My whole life, I never really had confidence. And the funny thing is I had every reason to. Growing up working class, I came from a great family, was well-liked and had plenty of friends. I was good at sports, art, music, you name it. I was an honor roll student, an All-State runner, earned a Psychology degree from Harvard University and a Masters of Art. I went on to a career in the environmental field and became a senior policy analyst at the U.S. EPA. I married a sensational life partner and now have three incredible kids. But despite ALL of this, I never felt the underlying, all-encompassing sense of self-confidence I thought I should. Many people find this hard to believe when I tell them. I can only imagine that the view is just different looking from the outside in!
While I did have moments of situational confidence, they were fleeting. I was usually able to prepare well enough to go into a test or race feeling strong. But at the end of the day, I'd return to self-doubt. Looking back, what was missing for me was foundational or what I define as an inherent trust to do or be whatever I wanted to in the world.

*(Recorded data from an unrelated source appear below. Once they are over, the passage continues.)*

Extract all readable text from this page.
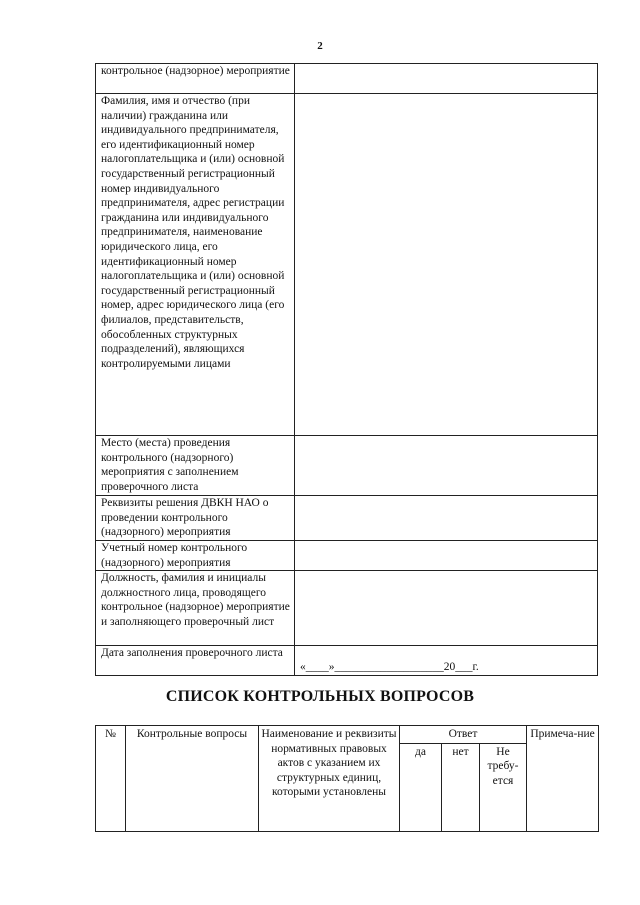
2
контрольное (надзорное) мероприятие	
Фамилия, имя и отчество (при наличии) гражданина или индивидуального предпринимателя, его идентификационный номер налогоплательщика и (или) основной государственный регистрационный номер индивидуального предпринимателя, адрес регистрации гражданина или индивидуального предпринимателя, наименование юридического лица, его идентификационный номер налогоплательщика и (или) основной государственный регистрационный номер, адрес юридического лица (его филиалов, представительств, обособленных структурных подразделений), являющихся контролируемыми лицами	
Место (места) проведения контрольного (надзорного) мероприятия с заполнением проверочного листа	
Реквизиты решения ДВКН НАО о проведении контрольного (надзорного) мероприятия	
Учетный номер контрольного (надзорного) мероприятия	
Должность, фамилия и инициалы должностного лица, проводящего контрольное (надзорное) мероприятие и заполняющего проверочный лист	
Дата заполнения проверочного листа	«____»___________________20___г.
СПИСОК КОНТРОЛЬНЫХ ВОПРОСОВ
№	Контрольные вопросы	Наименование и реквизиты нормативных правовых актов с указанием их структурных единиц, которыми установлены	Ответ			Примеча-ние
			да	нет	Не требу-ется	
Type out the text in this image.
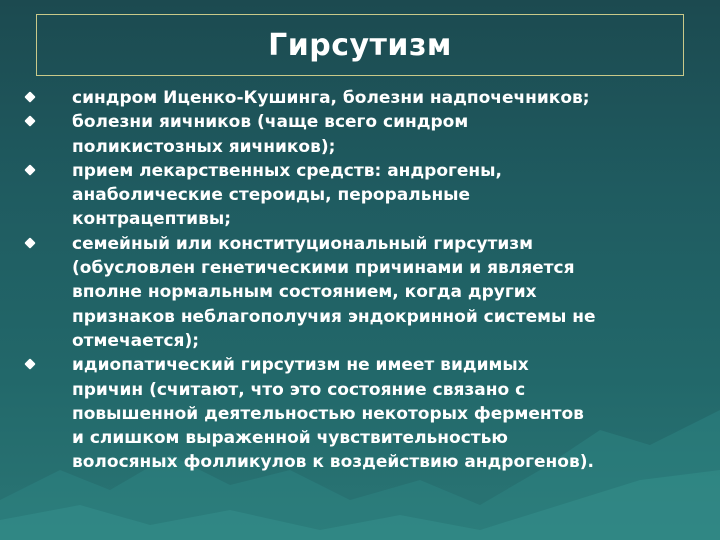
Гирсутизм
синдром Иценко-Кушинга, болезни надпочечников;
болезни яичников (чаще всего синдром
поликистозных яичников);
прием лекарственных средств: андрогены,
анаболические стероиды, пероральные
контрацептивы;
семейный или конституциональный гирсутизм
(обусловлен генетическими причинами и является
вполне нормальным состоянием, когда других
признаков неблагополучия эндокринной системы не
отмечается);
идиопатический гирсутизм не имеет видимых
причин (считают, что это состояние связано с
повышенной деятельностью некоторых ферментов
и слишком выраженной чувствительностью
волосяных фолликулов к воздействию андрогенов).
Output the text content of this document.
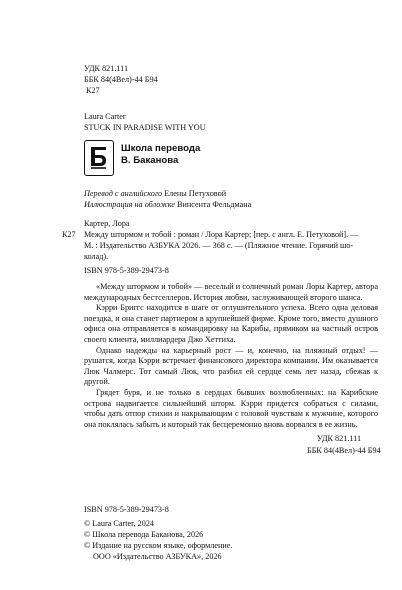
УДК 821.111
ББК 84(4Вел)-44 Б94
К27
Laura Carter
STUCK IN PARADISE WITH YOU
Школа перевода
В. Баканова
Перевод с английского Елены Петуховой
Иллюстрация на обложке Винсента Фельдмана
Картер, Лора
К27 Между штормом и тобой : роман / Лора Картер; [пер. с англ. Е. Петуховой]. —
М. : Издательство АЗБУКА 2026. — 368 с. — (Пляжное чтение. Горячий шо-
колад).
ISBN 978-5-389-29473-8

«Между штормом и тобой» — веселый и солнечный роман Лоры Картер, автора международных бестселлеров. История любви, заслуживающей второго шанса.

Кэрри Бриггс находится в шаге от оглушительного успеха. Всего одна деловая поездка, и она станет партнером в крупнейшей фирме. Кроме того, вместо душного офиса она отправляется в командировку на Карибы, прямиком на частный остров своего клиента, миллиардера Джо Хеттиха.

Однако надежды на карьерный рост — и, конечно, на пляжный отдых! — рушатся, когда Кэрри встречает финансового директора компании. Им оказывается Люк Чалмерс. Тот самый Люк, что разбил ей сердце семь лет назад, сбежав к другой.

Грядет буря, и не только в сердцах бывших возлюбленных: на Карибские острова надвигается сильнейший шторм. Кэрри придется собраться с силами, чтобы дать отпор стихии и накрывающим с головой чувствам к мужчине, которого она поклялась забыть и который так бесцеремонно вновь ворвался в ее жизнь.

УДК 821.111
ББК 84(4Вел)-44 Б94
ISBN 978-5-389-29473-8
© Laura Carter, 2024
© Школа перевода Баканова, 2026
© Издание на русском языке, оформление.
ООО «Издательство АЗБУКА», 2026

It wasn’t until the birth of my first daughter that I started to grow my foundational confidence in earnest. Having this beautiful little creature completely dependent on me for guidance and protection inspired me to figure out this whole confidence thing once and for all! So, here I was in my late thirties getting to know myself for the first time by understanding what values matter most to me, what beliefs are limiting me and what perspectives I choose to stand in. I started to define my inner compass and listen to my gut. I learned to silence my inner critics. I felt into self-love and acceptance. And last, I began to get clear on my desires and dreams. It’s amazing what's possible when clarity enters stage right.
In this journey I've also learned that finding and refining foundational confidence is not a goal but an ongoing, lifelong process. I still have times when I don't stand my tallest but now I have the tools and insight to regain my footing in a flash. Amen to that!